Exfoliome Characterization of Alzheimer’s Disease Patients

ABSTRACT

The gut microbiome (GM) contains a vast diversity of microbial taxa that interact with the host, and these interactions are increasingly implicated in neurodegeneration. Notably, altered intestinal microbial compositions that correlate with gut and brain inflammatory indicators have been reported in individuals with Alzheimer’s disease (AD) and in murine models of AD. We have found that these changes in GM composition can occur even before symptoms of AD start, and that the inclusion of taxa significantly enriched during preclinical AD status improved the classification accuracy of machine learning (ML) models for preclinical AD (Ferreiro et al. 2023; accepted to Science Translational Medicine). However, despite evidence that the GM is linked to AD progression, a mechanistic understanding of how it influences neurodegeneration, especially during preclinical AD, is still missing.

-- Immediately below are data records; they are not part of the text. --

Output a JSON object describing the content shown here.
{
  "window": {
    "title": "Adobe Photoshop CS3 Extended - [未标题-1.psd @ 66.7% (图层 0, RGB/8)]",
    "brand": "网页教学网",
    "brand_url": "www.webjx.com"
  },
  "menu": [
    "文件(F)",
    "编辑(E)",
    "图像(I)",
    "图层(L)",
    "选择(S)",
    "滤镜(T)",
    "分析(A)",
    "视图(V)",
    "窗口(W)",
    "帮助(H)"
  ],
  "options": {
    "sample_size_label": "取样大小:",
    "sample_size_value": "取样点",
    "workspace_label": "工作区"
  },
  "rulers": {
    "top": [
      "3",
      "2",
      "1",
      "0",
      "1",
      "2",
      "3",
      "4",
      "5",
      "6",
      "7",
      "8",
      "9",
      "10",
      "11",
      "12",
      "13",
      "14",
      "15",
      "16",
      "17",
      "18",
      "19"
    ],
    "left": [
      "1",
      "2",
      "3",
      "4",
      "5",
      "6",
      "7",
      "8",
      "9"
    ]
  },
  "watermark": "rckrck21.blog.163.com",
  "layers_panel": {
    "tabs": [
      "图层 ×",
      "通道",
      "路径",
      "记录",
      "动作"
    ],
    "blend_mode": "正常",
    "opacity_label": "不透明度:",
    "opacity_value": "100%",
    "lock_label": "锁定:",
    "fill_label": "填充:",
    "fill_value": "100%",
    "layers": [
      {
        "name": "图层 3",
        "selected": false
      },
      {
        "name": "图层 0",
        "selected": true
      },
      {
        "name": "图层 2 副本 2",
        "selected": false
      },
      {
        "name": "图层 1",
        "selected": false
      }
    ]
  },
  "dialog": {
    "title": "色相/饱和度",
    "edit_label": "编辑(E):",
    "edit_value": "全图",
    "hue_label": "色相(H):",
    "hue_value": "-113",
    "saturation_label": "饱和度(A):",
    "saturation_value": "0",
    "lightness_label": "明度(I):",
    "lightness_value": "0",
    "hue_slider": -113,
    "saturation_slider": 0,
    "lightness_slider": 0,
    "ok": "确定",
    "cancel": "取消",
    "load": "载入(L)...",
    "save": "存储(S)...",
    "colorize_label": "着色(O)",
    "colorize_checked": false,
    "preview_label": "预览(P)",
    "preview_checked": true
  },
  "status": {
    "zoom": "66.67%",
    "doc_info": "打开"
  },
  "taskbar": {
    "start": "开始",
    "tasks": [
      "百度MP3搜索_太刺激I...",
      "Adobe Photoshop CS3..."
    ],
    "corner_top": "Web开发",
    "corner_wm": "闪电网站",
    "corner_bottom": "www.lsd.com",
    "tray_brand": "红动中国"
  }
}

We propose studying the host gut transcriptional state of AD patients in conjunction with their GM will provide a more mechanistic understanding of AD pathology. Host mRNA in stool samples, referred to as the “exfoliome,” can serve as non-invasive biomarkers for inflammatory conditions in the gut, such as enteropathy and inflammatory bowel disease (IBD). Despite such potential, the exfoliome of AD patients has not been characterized.

Here, we propose to test the hypothesis that changes to the host transcriptome that are reflective of AD can be studied through the host exfoliome, and that these discriminatory transcripts, in conjunction with GM markers, will improve classification accuracy of ML models. By interrogating ~100 banked stool samples from healthy, preclinical, and symptomatic AD patients, we propose the following three aims:

  • Aim 1: Characterize the exfoliome of adults in different stages of AD
  • Aim 2: Explore the correlation of the host exfoliome with classical AD biomarkers, and
  • Aim 3: Test whether the inclusion of host transcripts associated with AD, as well as GM compositional and functional data can improve ML models for AD diagnosis.

This proposal seeks to improve our systems-level understanding of the gut-brain-axis in AD and to identify novel biomarkers for AD diagnosis through stool, establishing a foundation for cost-effective and noninvasive measures for AD diagnosis.

 

LAY SUMMARY

There is a growing body of evidence highlighting the role of the gut microbiome (GM) and inflammation in neurogenerative conditions such as Alzheimer’s disease (AD). For example, the GM composition of symptomatic AD individuals is significantly different from that of healthy individuals. However, we do not understand how this difference in GM composition affects the host.

Up until recently, the only way to study the host gut was through invasive tissue sampling. Here we propose a novel, non-invasive approach to study the effects of the GM on the host by sequencing host mRNA in stool, the exfoliome, representing the host gut response to the GM. By sequencing the mRNA found in healthy, preclinical, and symptomatic AD patient’s stools and integrating it with already existing GM composition data, we can ascertain whether the changes in the GM are reflected by the host and how these changes are related to AD progression.

Our proposed noninvasive and inexpensive method will enable us to achieve a systems-level understanding of the gut-brain axis in AD and to identify novel biomarkers for AD diagnosis from patient stool.